By
Rosalynn Carter and Betty Ford
This op-ed was published in the July 18, 2007, edition of The Washington Times.
If you were diagnosed with a brain tumor, would you seek treatment or would you ignore it and hope it goes away? Would your answer differ according to whether your health insurance covered treatment? A diagnosis such as a brain tumor, or Parkinson's disease, is a serious matter. Just as serious are the diagnoses of mental illnesses and addictions. But depending on the location of the illness in your body, the decision to seek treatment may be harder to make.
Mental health and addiction patients are discriminated against because employers and insurers often do not classify these disorders as diseases of the brain. Yet we know after decades of brain research that they indeed are diseases, and that effective treatments exist.

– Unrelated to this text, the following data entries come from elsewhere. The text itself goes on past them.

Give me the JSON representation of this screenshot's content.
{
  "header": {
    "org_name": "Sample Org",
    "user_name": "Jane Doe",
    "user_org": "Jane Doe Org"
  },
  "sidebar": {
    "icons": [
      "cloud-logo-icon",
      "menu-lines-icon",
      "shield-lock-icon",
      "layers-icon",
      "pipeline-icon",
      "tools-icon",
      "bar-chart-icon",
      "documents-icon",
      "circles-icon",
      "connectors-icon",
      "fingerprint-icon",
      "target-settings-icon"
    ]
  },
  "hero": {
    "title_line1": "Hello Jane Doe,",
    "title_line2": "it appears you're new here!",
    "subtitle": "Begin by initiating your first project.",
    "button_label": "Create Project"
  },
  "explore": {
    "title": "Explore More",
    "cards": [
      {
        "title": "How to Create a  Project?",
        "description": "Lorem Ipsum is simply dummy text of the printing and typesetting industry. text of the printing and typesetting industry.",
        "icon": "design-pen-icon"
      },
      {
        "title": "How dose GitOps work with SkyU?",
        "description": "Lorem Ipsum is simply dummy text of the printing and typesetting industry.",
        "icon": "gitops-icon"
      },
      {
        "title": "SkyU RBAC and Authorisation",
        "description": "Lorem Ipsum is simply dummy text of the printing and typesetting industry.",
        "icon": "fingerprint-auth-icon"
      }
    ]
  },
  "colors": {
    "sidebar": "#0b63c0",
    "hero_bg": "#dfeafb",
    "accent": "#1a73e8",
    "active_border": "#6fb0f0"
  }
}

As it stands now, health insurers offer coverage and reimbursement if you need cancer therapy or treatment for Parkinson's disease, heart disease, diabetes or any other physical illness. But if you are diagnosed with a mental illness or need treatment for an addiction, you are likely to face unequal and unfair insurance barriers that can be catastrophic to your health, your financial security and even your life. This is unconscionable. Patients affected by these disorders should be treated with the same urgency and diligence as patients with any other disease, and should receive the same health-care options and coverage.
And lest you think this doesn't affect very many of us, according to the National Institute of Mental Health, an estimated 26.2 percent of American adults suffer from a diagnosable mental illness (57.5 million Americans in 2004), and 21 percent of children ages 9 to 17 suffer from a mental illness or addiction disorder. Yet less than half of individuals who need help are able to receive the appropriate level of care they require (Surgeon General's Report 2000). According to the federal Substance Abuse and Mental Health Services Administration, 23 million Americans suffer from alcoholism and other drug dependencies, yet only 1.5 percent of teen-agers and adults with these challenges received treatment in the past year for these illnesses.
Approximately 65 percent of Americans have some form of health insurance, but these plans usually impose higher co-pays and deductibles, as well as restrictive annual and lifetime limits on the number of visits and days of treatment covered for addiction and mental illnesses.
Untreated mental illnesses and addiction cost American taxpayers close to $600 billion per year through indirect costs related to unemployment and reduced productivity, and through diverted costs to other areas, such as criminal justice, homeless shelters, foster care, etc. But the personal costs are inestimable if you lose a loved one to suicide because of untreated mental illness or addiction. Almost as many people die from suicide each year as from war and homicides combined. This kind of tragedy can hardly be measured in dollars.
Our country can afford to end this discrimination. The costs to our society for untreated mental illnesses and addiction must compel us to work toward fixing our broken system. A recent report by the research firm Milliman (2007) found that providing coverage for mental health and addiction treatment services in parity with other diseases would cost less than a loaf of bread per person per month (or less than one tank of gas per person per year).
The late Sen. Paul Wellstone, Minnesota Democrat, was a passionate advocate for those with mental illnesses and addiction, and beginning in 1992 he and Sen. Pete Domenici, Arizona Republican, worked tirelessly to pass legislation that would stop insurers from discriminating against people suffering from these illnesses. In 1996 they were partially successful with the passage of the Domenici-Wellstone Mental Health Parity Act. While this was an important first step that did result in the elimination of lifetime and annual dollar limits on the treatment of mental illnesses, 87 percent of complying health plans replaced the dollar limits with limits on inpatient days and outpatient visits or another part of their benefit plan. Until his tragic death in 2002, Mr. Wellstone continued to work with Mr. Domenici in trying to pass stronger legislation.
This week, a House subcommittee chaired by Rep. Rob Andrews, New Jersey Democrat, heard testimony regarding the Paul Wellstone Mental Health and Addiction Equity Act (H.R. 1424), which ensures that mental health and addiction patients are treated no differently than other medical or surgical patients. The Wellstone Act does not force companies to offer mental health or addiction treatment benefits, but if such benefits are covered, they must be offered in the same manner as other medical and surgical coverage in the plan.
Mr. Wellstone fought long and hard for those who had no voice and he demonstrated a strong personal commitment to those with mental illness and addiction issues. It is our prayer that congressional lawmakers will honor his legacy, and help the millions of Americans suffering from these diseases by passing this bill and sending it to the president.
Betty Ford and Rosalynn Carter are former first ladies.